Let \(n\in{\mathbb N}\). For \(p\in(0,\infty]\), let \(\|u\|_p\) denote the norm of a function \(u\in L^p({\mathbb R}^n)\). For \(p<0\), let \(s=[-n/p]\), where \([\alpha]\) stands for the integer part of \(\alpha\), and let \(\widetilde{p}\) be such that \(n/\widetilde{p}=s+n/p\). Further, put \(\|u\|_p=\|\nabla^s u\|_{\widetilde{p}}\) for \(-\infty<\widetilde{p}<-n\), and \(\|u\|_p=\|\nabla^su\|_\infty\) for \(s=-n/p\), where the semi-norm \(\|\cdot\|_{\widetilde{p}}\), \(-\infty<\widetilde{p}<-n\), is defined by \(\|u\|_{\widetilde{p}}:=\sup_{x,y\in{\mathbb R}^n}|u(x)-u(y)|\,|x-y|^{n/p}\).

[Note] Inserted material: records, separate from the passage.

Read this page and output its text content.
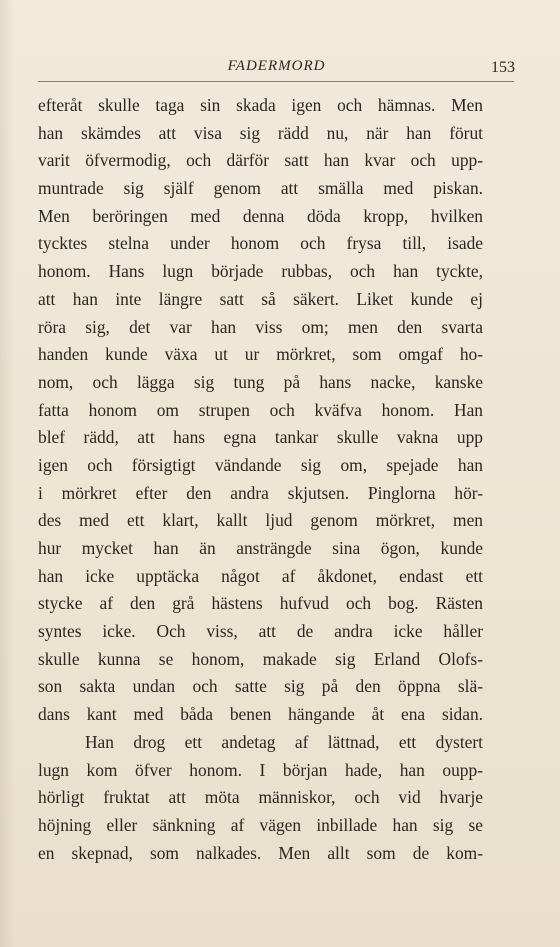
FADERMORD	153
efteråt skulle taga sin skada igen och hämnas. Men
han skämdes att visa sig rädd nu, när han förut
varit öfvermodig, och därför satt han kvar och upp-
muntrade sig själf genom att smälla med piskan.
Men beröringen med denna döda kropp, hvilken
tycktes stelna under honom och frysa till, isade
honom. Hans lugn började rubbas, och han tyckte,
att han inte längre satt så säkert. Liket kunde ej
röra sig, det var han viss om; men den svarta
handen kunde växa ut ur mörkret, som omgaf ho-
nom, och lägga sig tung på hans nacke, kanske
fatta honom om strupen och kväfva honom. Han
blef rädd, att hans egna tankar skulle vakna upp
igen och försigtigt vändande sig om, spejade han
i mörkret efter den andra skjutsen. Pinglorna hör-
des med ett klart, kallt ljud genom mörkret, men
hur mycket han än ansträngde sina ögon, kunde
han icke upptäcka något af åkdonet, endast ett
stycke af den grå hästens hufvud och bog. Rästen
syntes icke. Och viss, att de andra icke håller
skulle kunna se honom, makade sig Erland Olofs-
son sakta undan och satte sig på den öppna slä-
dans kant med båda benen hängande åt ena sidan.
Han drog ett andetag af lättnad, ett dystert
lugn kom öfver honom. I början hade, han oupp-
hörligt fruktat att möta människor, och vid hvarje
höjning eller sänkning af vägen inbillade han sig se
en skepnad, som nalkades. Men allt som de kom-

The following interpolation inequality is the main result of the paper. Let \(q\in[1,\infty]\), \(p,r\in(-\infty,-n]\cup[1,\infty]\) and \(\theta\in(0,1)\) be such that \(1/p=\theta/r+(1-\theta)/q\). Then there exists a constant \(C\) independent of \(u\) such that \(\|u\|_p\leq C\|u\|_r^\theta\|u\|_{q,\infty}^{1-\theta}\), where \(\|u\|_{q,\infty}:=\sup_{t>0}t|\{|u|>t\}|^{1/q}\) for \(1\leq q<\infty\) and \(\|u\|_{\infty,\infty}:=\|u\|_\infty\). This interpolation inequality is then applied to prove the Gagliardo-Nirenberg inequality for a wider scale of parameters.